Gurugram chokes as harassed immigrant workers flee
GURUGRAM is choking — not from traffic or pollution, but from garbage and administrative negligence. In the name of a crackdown on “illegal immigrants", police actions have triggered a humanitarian and civic crisis. Hundreds of Bengali-speaking migrant workers (mostly from Assam and West Bengal) have fled overnight, terrified of harassment, arbitrary detention and lack of legal recourse. The result is an uncollected mountain of waste and a city in dysfunction. The exodus follows the Gurugram police’s drive to identify undocumented Bangladeshi immigrants. Of the 250-plus picked up, only 10 were confirmed Bangladeshi. The rest were released, but the damage was already done. Word spread, fear deepened and the city’s essential yet invisible workforce — sanitation workers, domestic helps and daily wage workers — vanished. Holding centres and detention camps have only reinforced fears of profiling and mistreatment.

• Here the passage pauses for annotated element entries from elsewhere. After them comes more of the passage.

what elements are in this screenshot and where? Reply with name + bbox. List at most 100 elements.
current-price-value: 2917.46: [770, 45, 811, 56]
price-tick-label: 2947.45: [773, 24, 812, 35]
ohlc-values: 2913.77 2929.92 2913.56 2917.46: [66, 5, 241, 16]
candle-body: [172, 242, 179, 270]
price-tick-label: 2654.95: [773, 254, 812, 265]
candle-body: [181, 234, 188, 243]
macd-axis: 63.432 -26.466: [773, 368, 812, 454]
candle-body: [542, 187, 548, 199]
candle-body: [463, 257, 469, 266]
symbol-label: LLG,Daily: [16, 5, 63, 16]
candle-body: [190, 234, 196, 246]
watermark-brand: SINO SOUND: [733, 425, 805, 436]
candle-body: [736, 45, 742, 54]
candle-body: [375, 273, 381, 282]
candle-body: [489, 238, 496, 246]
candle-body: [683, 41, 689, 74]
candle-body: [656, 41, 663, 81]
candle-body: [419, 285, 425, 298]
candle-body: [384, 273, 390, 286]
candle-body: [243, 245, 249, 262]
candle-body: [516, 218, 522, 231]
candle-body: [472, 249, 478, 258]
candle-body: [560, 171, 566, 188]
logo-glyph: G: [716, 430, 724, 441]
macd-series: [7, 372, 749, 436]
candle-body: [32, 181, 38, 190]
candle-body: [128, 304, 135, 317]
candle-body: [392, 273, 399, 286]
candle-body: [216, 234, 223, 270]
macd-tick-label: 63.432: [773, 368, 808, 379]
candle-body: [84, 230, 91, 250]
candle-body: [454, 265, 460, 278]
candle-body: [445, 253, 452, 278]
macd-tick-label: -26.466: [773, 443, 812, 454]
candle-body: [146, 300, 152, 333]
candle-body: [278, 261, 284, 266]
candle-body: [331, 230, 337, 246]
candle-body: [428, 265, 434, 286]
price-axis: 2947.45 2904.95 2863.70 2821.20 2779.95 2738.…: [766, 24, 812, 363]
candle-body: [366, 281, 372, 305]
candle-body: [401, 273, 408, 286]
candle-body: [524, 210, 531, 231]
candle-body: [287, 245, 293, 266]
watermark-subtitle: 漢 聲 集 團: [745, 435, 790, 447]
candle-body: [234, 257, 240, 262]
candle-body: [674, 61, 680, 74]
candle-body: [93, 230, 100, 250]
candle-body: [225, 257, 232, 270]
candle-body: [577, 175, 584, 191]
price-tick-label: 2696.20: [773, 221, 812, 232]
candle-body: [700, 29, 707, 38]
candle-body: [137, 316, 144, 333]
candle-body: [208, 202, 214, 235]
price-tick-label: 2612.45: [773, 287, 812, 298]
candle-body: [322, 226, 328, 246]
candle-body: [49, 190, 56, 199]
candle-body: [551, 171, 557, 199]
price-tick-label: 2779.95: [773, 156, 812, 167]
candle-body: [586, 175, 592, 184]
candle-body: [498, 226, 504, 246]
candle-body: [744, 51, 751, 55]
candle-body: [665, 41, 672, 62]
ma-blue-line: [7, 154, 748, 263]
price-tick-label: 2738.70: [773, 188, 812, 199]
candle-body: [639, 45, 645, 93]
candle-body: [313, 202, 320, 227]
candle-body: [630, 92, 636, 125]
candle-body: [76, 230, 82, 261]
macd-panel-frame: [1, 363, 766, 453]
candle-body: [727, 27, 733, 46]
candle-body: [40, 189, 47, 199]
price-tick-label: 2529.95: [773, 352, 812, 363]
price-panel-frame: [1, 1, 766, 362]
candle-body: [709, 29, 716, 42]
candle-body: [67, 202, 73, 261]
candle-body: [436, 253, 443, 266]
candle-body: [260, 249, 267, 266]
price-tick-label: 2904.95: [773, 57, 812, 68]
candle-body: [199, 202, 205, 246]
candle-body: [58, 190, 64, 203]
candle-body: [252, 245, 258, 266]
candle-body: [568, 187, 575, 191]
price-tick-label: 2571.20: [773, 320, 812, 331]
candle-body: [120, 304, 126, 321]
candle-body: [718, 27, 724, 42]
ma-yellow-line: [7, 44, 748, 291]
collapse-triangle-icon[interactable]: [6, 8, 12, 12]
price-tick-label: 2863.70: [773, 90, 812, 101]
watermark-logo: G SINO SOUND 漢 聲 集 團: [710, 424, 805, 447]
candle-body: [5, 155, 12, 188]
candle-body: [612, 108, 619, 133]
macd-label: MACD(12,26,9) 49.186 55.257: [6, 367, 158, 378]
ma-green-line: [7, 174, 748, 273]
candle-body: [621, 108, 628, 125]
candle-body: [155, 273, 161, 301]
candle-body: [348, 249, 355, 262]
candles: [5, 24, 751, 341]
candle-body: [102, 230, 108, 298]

This crisis underscores two uncomfortable truths. First, the urban middle class relies on a precarious migrant economy for its basic functioning — clean streets, cooked meals, construction labour. And second, the same economy is brutally dispensable when political posturing or populist measures demand a scapegoat. The moral and legal difference between undocumented migrants and Indian citizens must be addressed. But take care that it is not done at the cost of due process, dignity and decency. Crackdowns based on linguistic or ethnic identity corrode the social fabric. Migrant workers, whether from across a border or another state, deserve humane treatment; not suspicion.
The Gurugram administration’s subsequent decision to halt the crackdown hints at damage control. But it may be too late. If our cities wish to remain functional and just, they must realise that security cannot come at the cost of humanity. Migrants are not the problem. Our failure to distinguish between illegality and identity is.